21.11. Converter Mode

The normal use-case for the FileSystem data store is to ingest data into it in the same way as any other database. However, the data store also supports reading arbitrary data files that may come from some other process, using GeoMesa Converters, as long as they meet a few criteria. To use this mode, specify fs.encoding as converter when creating a data store.

Note that converter mode is read-only.

21.11.1. Configuration

Converter mode requires several properties to be specified in the data store configuration. These can be set using the FileSystem Data Store Parameters fs.config.properties and fs.config.file.

21.11.1.1. fs.options.converter.path

This property must point to the root path containing the files to read.

21.11.1.2. fs.options.sft.name

This property may contain a well-known feature type name, to be loaded from the classpath.

21.11.1.3. fs.options.sft.conf

This property may contain a full feature type definition.

21.11.1.4. fs.options.converter.name

This property may contain a well-known converter name, to be loaded from the classpath.

21.11.1.5. fs.options.converter.conf

This property may contain a full converter definition.

21.11.1.6. fs.options.leaf-storage

Leaf storage controls the final layout of files and folders. When using leaf storage, the last component of the partition path is used as a prefix to the data file name, instead of as a separate folder. This can result in less directory overhead for filesystems such as S3.

As an example, a partition scheme of yyyy/MM/dd would produce a partition path like 2016/01/01. With leaf storage, the data files for that partition would be 2016/01/01_<datafile>.parquet. If leaf storage is disabled, the data files would be 2016/01/01/<datafile>.parquet, creating an extra level of directories.

21.11.1.7. fs.partition-scheme.name

Comma-delimited list of partition schemes used by the files. Additional partition scheme options can be configured by prefixing them with fs.partition-scheme.opts..

21.11.2. Path Filters

The FSDS can filter paths within a partition for more granular control of queries. Path filtering is configured in the feature type through the user data key geomesa.fs.path-filter.name.

Currently, the only implementation is the dtg path filter, whose purpose is to parse a datetime from the given path and compare it to the query filter to include or exclude the file from the query. The following options are required for the dtg path filter, configured through the key geomesa.fs.path-filter.opts:

  • attribute - The Date attribute in the query to compare against.
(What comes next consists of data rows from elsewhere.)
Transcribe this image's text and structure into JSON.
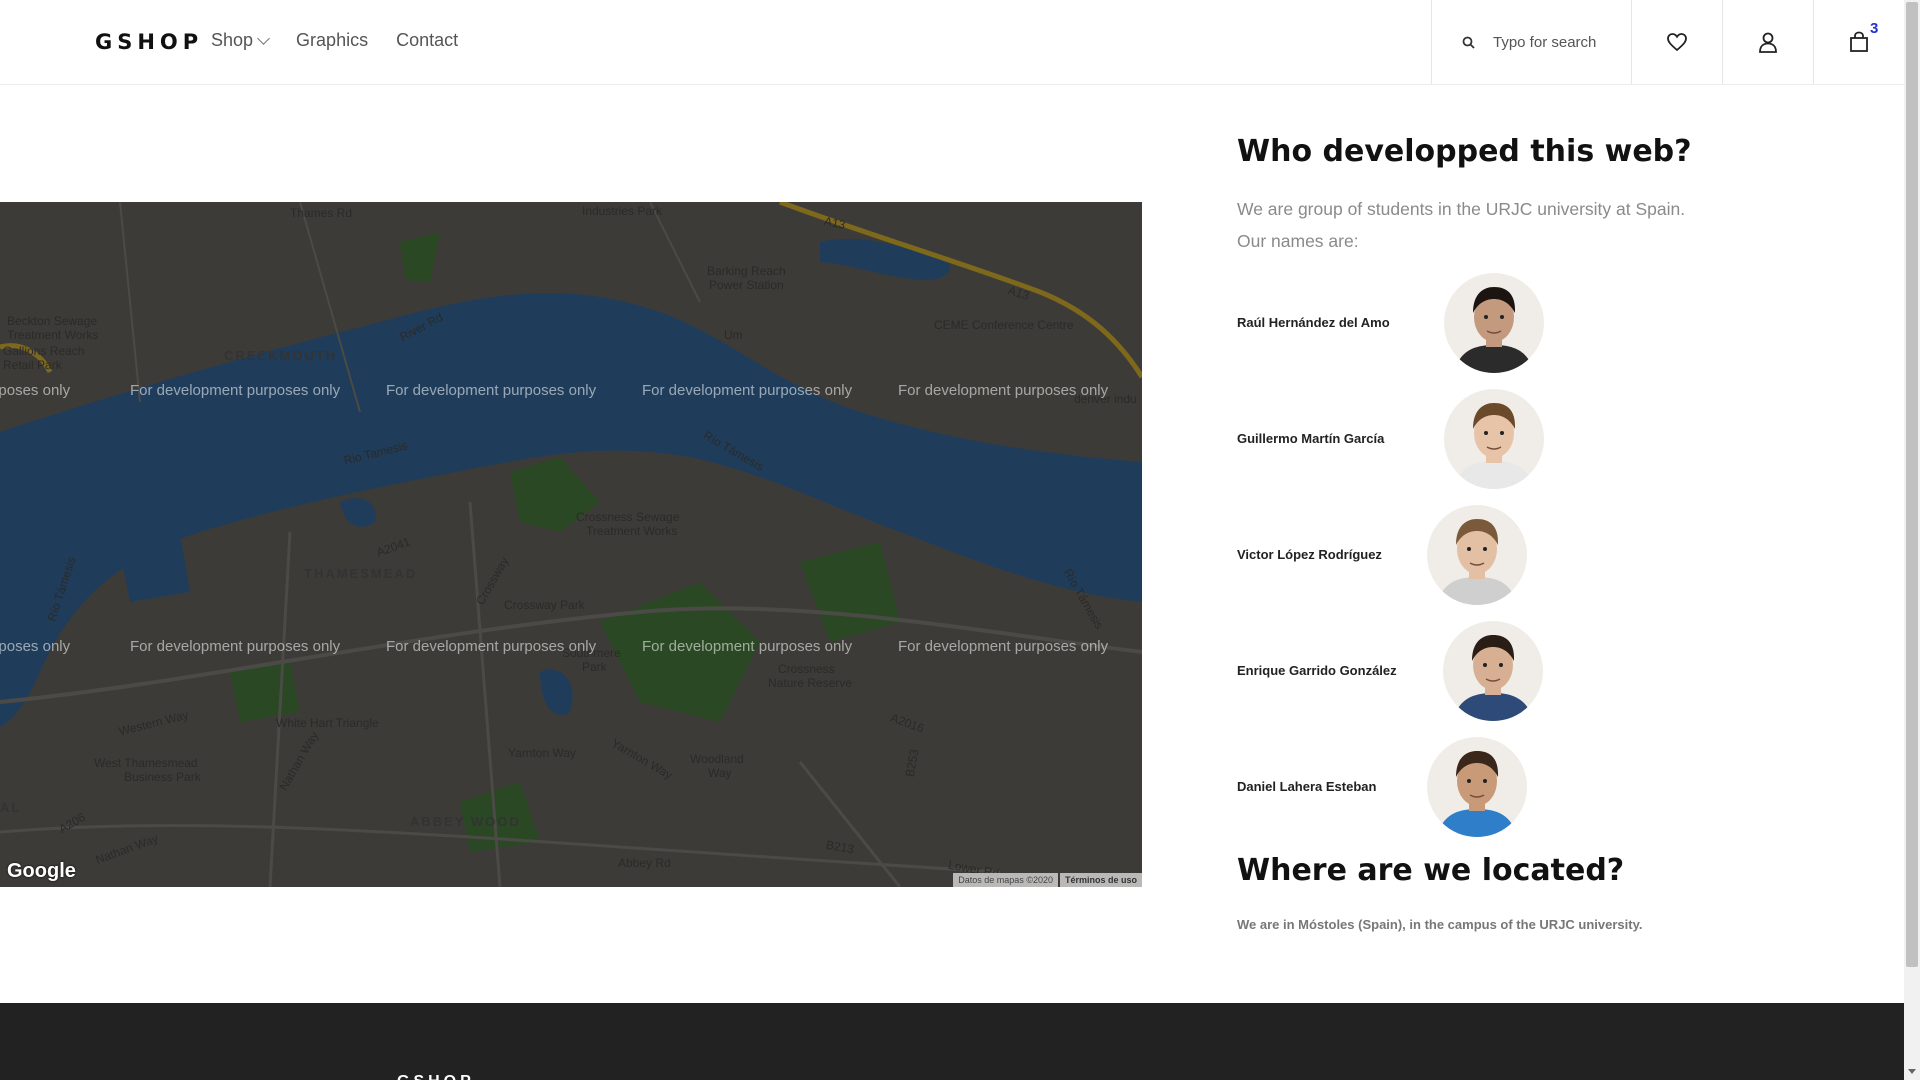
{
  "header": {
    "logo": "GSHOP",
    "nav": [
      {
        "label": "Shop"
      },
      {
        "label": "Graphics"
      },
      {
        "label": "Contact"
      }
    ],
    "search_placeholder": "Typo for search",
    "cart_count": "3"
  },
  "map": {
    "watermark": "For development purposes only",
    "google": "Google",
    "attribution": "Datos de mapas ©2020",
    "terms": "Términos de uso",
    "labels": {
      "thames_rd": "Thames Rd",
      "industries_park": "Industries Park",
      "a13": "A13",
      "a13b": "A13",
      "barking_reach": "Barking Reach",
      "power_station": "Power Station",
      "beckton": "Beckton Sewage",
      "treatment": "Treatment Works",
      "gallions": "Gallions Reach",
      "retail": "Retail Park",
      "river_rd": "River Rd",
      "creekmouth": "CREEKMOUTH",
      "um": "Um",
      "ceme": "CEME Conference Centre",
      "denver": "denver indu",
      "rio1": "Rio Tamesis",
      "rio2": "Río Támesis",
      "rio3": "Río Támesis",
      "rio4": "Río Támesis",
      "crossness_sewage": "Crossness Sewage",
      "crossness_treat": "Treatment Works",
      "a2041": "A2041",
      "thamesmead": "THAMESMEAD",
      "crossway": "Crossway",
      "crossway_park": "Crossway Park",
      "southmere": "Southmere",
      "southmere_park": "Park",
      "crossness_nr": "Crossness",
      "nature_reserve": "Nature Reserve",
      "a2016": "A2016",
      "white_hart": "White Hart Triangle",
      "west_thamesmead": "West Thamesmead",
      "business_park": "Business Park",
      "western_way": "Western Way",
      "nathan_way": "Nathan Way",
      "yarnton": "Yarnton Way",
      "yarnton2": "Yarnton Way",
      "woodland": "Woodland",
      "woodland_way": "Way",
      "abbey_wood": "ABBEY WOOD",
      "a206": "A206",
      "nathan_way2": "Nathan Way",
      "abbey_rd": "Abbey Rd",
      "b213": "B213",
      "lower_rd": "Lower Rd",
      "al": "AL",
      "b253": "B253"
    }
  },
  "about": {
    "title": "Who developped this web?",
    "intro_line1": "We are group of students in the URJC university at Spain.",
    "intro_line2": "Our names are:",
    "developers": [
      {
        "name": "Raúl Hernández del Amo",
        "shirt": "#2b2b2b",
        "hair": "#1b1411",
        "skin": "#c49a7e"
      },
      {
        "name": "Guillermo Martín García",
        "shirt": "#e8e8e8",
        "hair": "#6a4a2a",
        "skin": "#e7c3a8"
      },
      {
        "name": "Victor López Rodríguez",
        "shirt": "#cfcfcf",
        "hair": "#7a5a3a",
        "skin": "#e3bfa4"
      },
      {
        "name": "Enrique Garrido González",
        "shirt": "#2e4a78",
        "hair": "#2a1d16",
        "skin": "#d7b094"
      },
      {
        "name": "Daniel Lahera Esteban",
        "shirt": "#2f7ec9",
        "hair": "#3a261a",
        "skin": "#c89a78"
      }
    ]
  },
  "location": {
    "title": "Where are we located?",
    "text": "We are in Móstoles (Spain), in the campus of the URJC university."
  },
  "footer": {
    "logo": "GSHOP"
  },
  "icons": {
    "search": "search-icon",
    "wishlist": "heart-icon",
    "account": "user-icon",
    "cart": "shopping-bag-icon"
  }
}
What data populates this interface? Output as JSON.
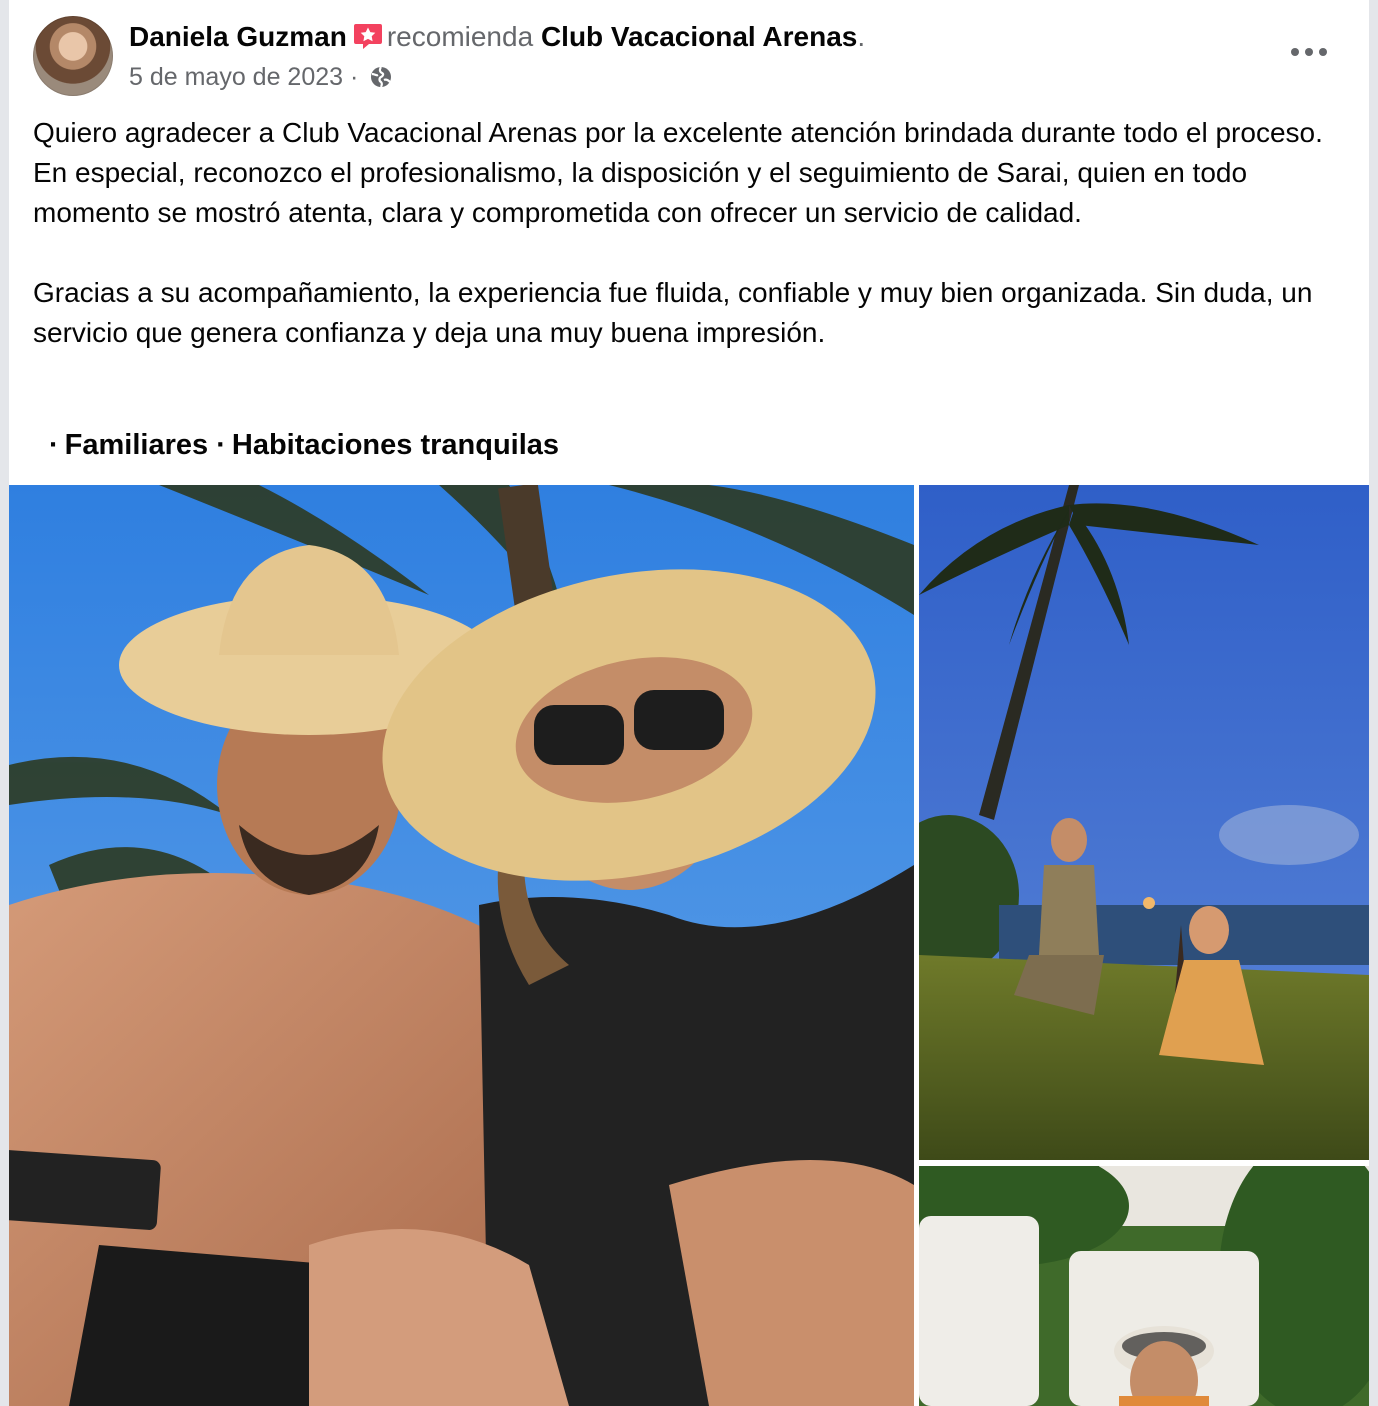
{
  "post": {
    "author": "Daniela Guzman",
    "recommend_verb": "recomienda",
    "page_name": "Club Vacacional Arenas",
    "page_name_suffix": ".",
    "date": "5 de mayo de 2023",
    "date_separator": "·",
    "privacy_icon": "globe-icon",
    "badge_icon": "recommend-badge-icon",
    "more_icon": "more-options-icon",
    "paragraphs": [
      "Quiero agradecer a Club Vacacional Arenas por la excelente atención brindada durante todo el proceso. En especial, reconozco el profesionalismo, la disposición y el seguimiento de Sarai, quien en todo momento se mostró atenta, clara y comprometida con ofrecer un servicio de calidad.",
      "Gracias a su acompañamiento, la experiencia fue fluida, confiable y muy bien organizada. Sin duda, un servicio que genera confianza y deja una muy buena impresión."
    ],
    "tags": [
      "Familiares",
      "Habitaciones tranquilas"
    ],
    "tag_separator": "·"
  },
  "colors": {
    "badge": "#f3425f",
    "muted_text": "#65676b",
    "sky": "#4a8fe0",
    "sunset_sky": "#3f66c8",
    "grass": "#7d8a2e"
  }
}
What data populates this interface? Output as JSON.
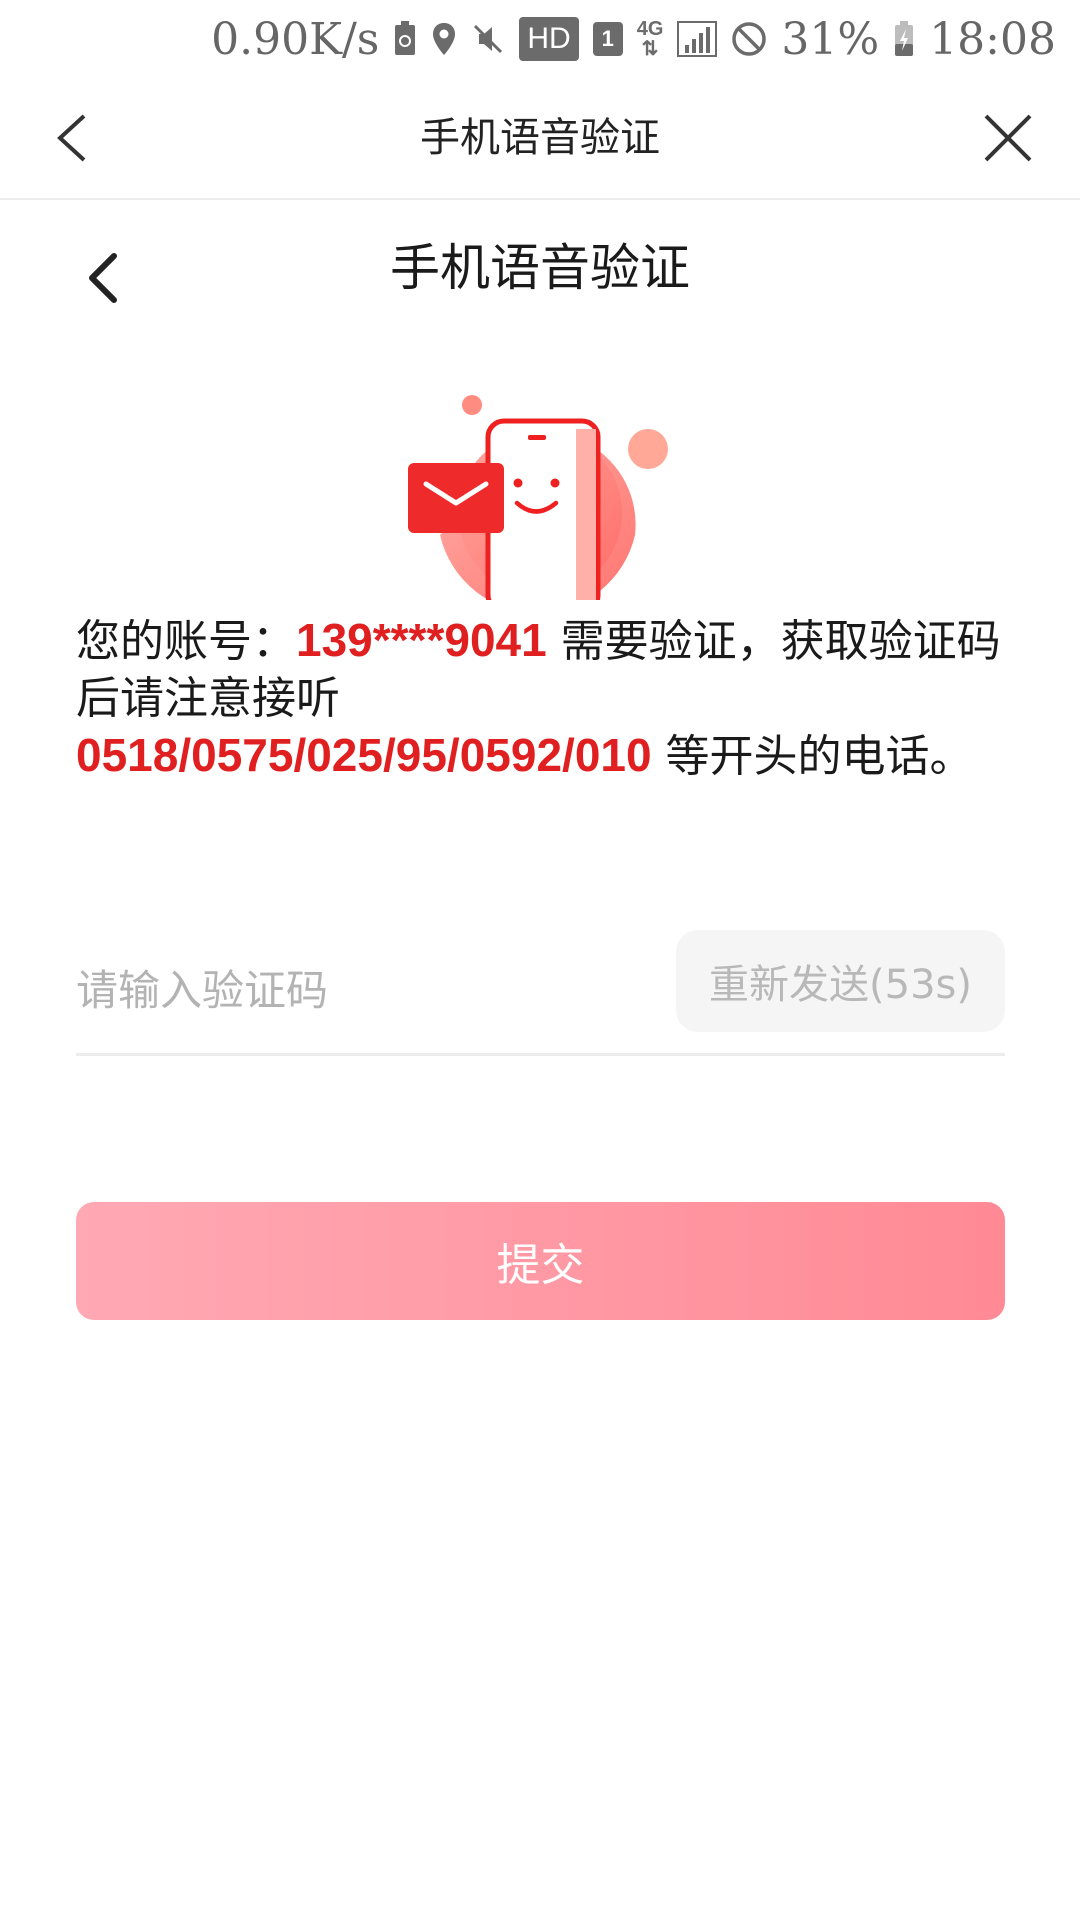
{
  "status_bar": {
    "net_speed": "0.90K/s",
    "hd_label": "HD",
    "sim_label": "1",
    "network_label": "4G",
    "battery_percent": "31%",
    "time": "18:08"
  },
  "top_nav": {
    "title": "手机语音验证"
  },
  "page": {
    "title": "手机语音验证"
  },
  "message": {
    "prefix": "您的账号：",
    "account": "139****9041",
    "middle": " 需要验证，获取验证码后请注意接听",
    "phone_prefixes": "0518/0575/025/95/0592/010",
    "suffix": " 等开头的电话。"
  },
  "code_input": {
    "placeholder": "请输入验证码",
    "value": ""
  },
  "resend_button": {
    "label": "重新发送(53s)"
  },
  "submit_button": {
    "label": "提交"
  },
  "colors": {
    "accent": "#e02020",
    "submit_gradient_start": "#ffa9b4",
    "submit_gradient_end": "#ff8a95"
  }
}
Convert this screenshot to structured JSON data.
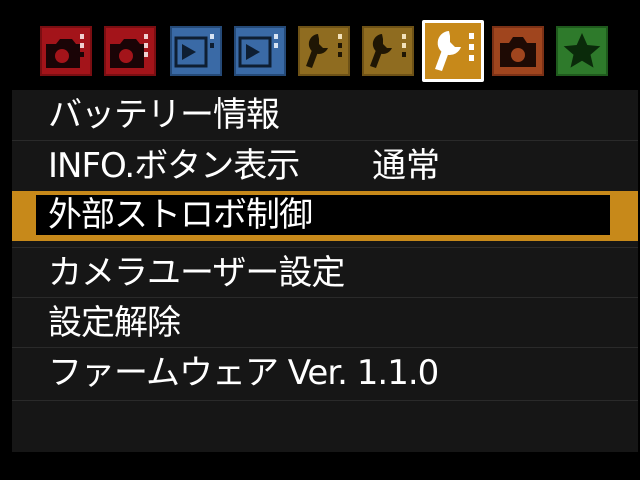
{
  "colors": {
    "accent": "#c7891a",
    "shooting_tab": "#c0161c",
    "playback_tab": "#3a6aa6",
    "setup_tab": "#b78a2c",
    "live_view_tab": "#c8502a",
    "mymenu_tab": "#3a8a36",
    "menu_bg": "#161616",
    "text": "#ffffff"
  },
  "tabs": [
    {
      "icon": "camera-icon",
      "kind": "shooting",
      "index": "1",
      "selected": false
    },
    {
      "icon": "camera-icon",
      "kind": "shooting",
      "index": "2",
      "selected": false
    },
    {
      "icon": "playback-icon",
      "kind": "playback",
      "index": "1",
      "selected": false
    },
    {
      "icon": "playback-icon",
      "kind": "playback",
      "index": "2",
      "selected": false
    },
    {
      "icon": "wrench-icon",
      "kind": "setup",
      "index": "1",
      "selected": false
    },
    {
      "icon": "wrench-icon",
      "kind": "setup",
      "index": "2",
      "selected": false
    },
    {
      "icon": "wrench-icon",
      "kind": "setup",
      "index": "3",
      "selected": true
    },
    {
      "icon": "live-view-camera-icon",
      "kind": "live_view",
      "index": "",
      "selected": false
    },
    {
      "icon": "star-icon",
      "kind": "my_menu",
      "index": "",
      "selected": false
    }
  ],
  "menu": {
    "items": [
      {
        "label": "バッテリー情報",
        "value": "",
        "selected": false
      },
      {
        "label": "INFO.ボタン表示",
        "value": "通常",
        "selected": false
      },
      {
        "label": "外部ストロボ制御",
        "value": "",
        "selected": true
      },
      {
        "label": "カメラユーザー設定",
        "value": "",
        "selected": false
      },
      {
        "label": "設定解除",
        "value": "",
        "selected": false
      },
      {
        "label": "ファームウェア Ver. 1.1.0",
        "value": "",
        "selected": false
      }
    ]
  }
}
  • pattern - The regular expression, with a single capturing group, to extract a datetime string from the path.

  • format - The datetime formatting pattern to parse a date from the regex capture.

  • buffer - The duration to buffer the bounds of the parsed datetime by within the current partition. To buffer time across partitions, see the receipt-time partition scheme.

Custom path filters can be loaded via SPI.

21.11.3. Hierarchical Temporal Partitioning

The standard temporal partition schemes supported by the FileSystem data store are somewhat opaque, as they correspond to a number of days (or weeks/years/etc) since the Unix epoch (1970/01/01). The converter mode supports an additional temporal scheme that uses standard date formatting, which may be easier to use with external processes. Note that where the names overlap, the hierarchical schemes will take precedence over the standard partition schemes (when using the converter store).

21.11.3.1. Custom Scheme

Name: datetime

Configuration:

  • datetime-format - A Java DateTime format string, separated by forward slashes, which will be used to build a directory structure. For example, yyyy/MM/dd.

  • step-unit - A java.time.temporal.ChronoUnit defining how to increment the leaf of the partition scheme

  • step - The amount to increment the leaf of the partition scheme. If not specified, defaults to 1

The date-time scheme provides a fully customizable temporal scheme.

21.11.3.2. Hourly

Name: hourly

The hourly scheme partitions data by the hour, using the layout yyyy/MM/dd/HH.

21.11.3.3. Minute

Name: minute

The minute scheme partitions data by the minute, using the layout yyyy/MM/dd/HH/mm.

21.11.3.4. Daily

Name: daily

The daily scheme partitions data by the day, using the layout yyyy/MM/dd.

21.11.3.5. Weekly

Name: weekly

The weekly scheme partitions data by the week, using the layout yyyy/ww.

21.11.3.6. Monthly

Name: monthly

The monthly scheme partitions data by the month, using the layout yyyy/MM.

21.11.3.7. Julian

Names: julian-minute, julian-hourly, julian-daily

Julian schemes partition data by Julian day, instead of month/day. They use the patterns yyyy/DDD/HH/mm, yyyy/DDD/HH, and yyyy/DDD respectively

21.11.3.8. Receipt Time

Name: receipt-time

Configuration:

  • datetime-scheme - The name of another date-time scheme describing the layout of the data, e.g. weekly or hourly. Additional options may be required to configure the date-time scheme selected.

  • buffer - The amount of time to buffer queries by, expressed as a duration, e.g. 30 minutes. This represents the latency in the system.

The receipt time scheme partitions data based on when a message is received. Generally this is useful only for reading existing data that may have been aggregated and stored by an external process.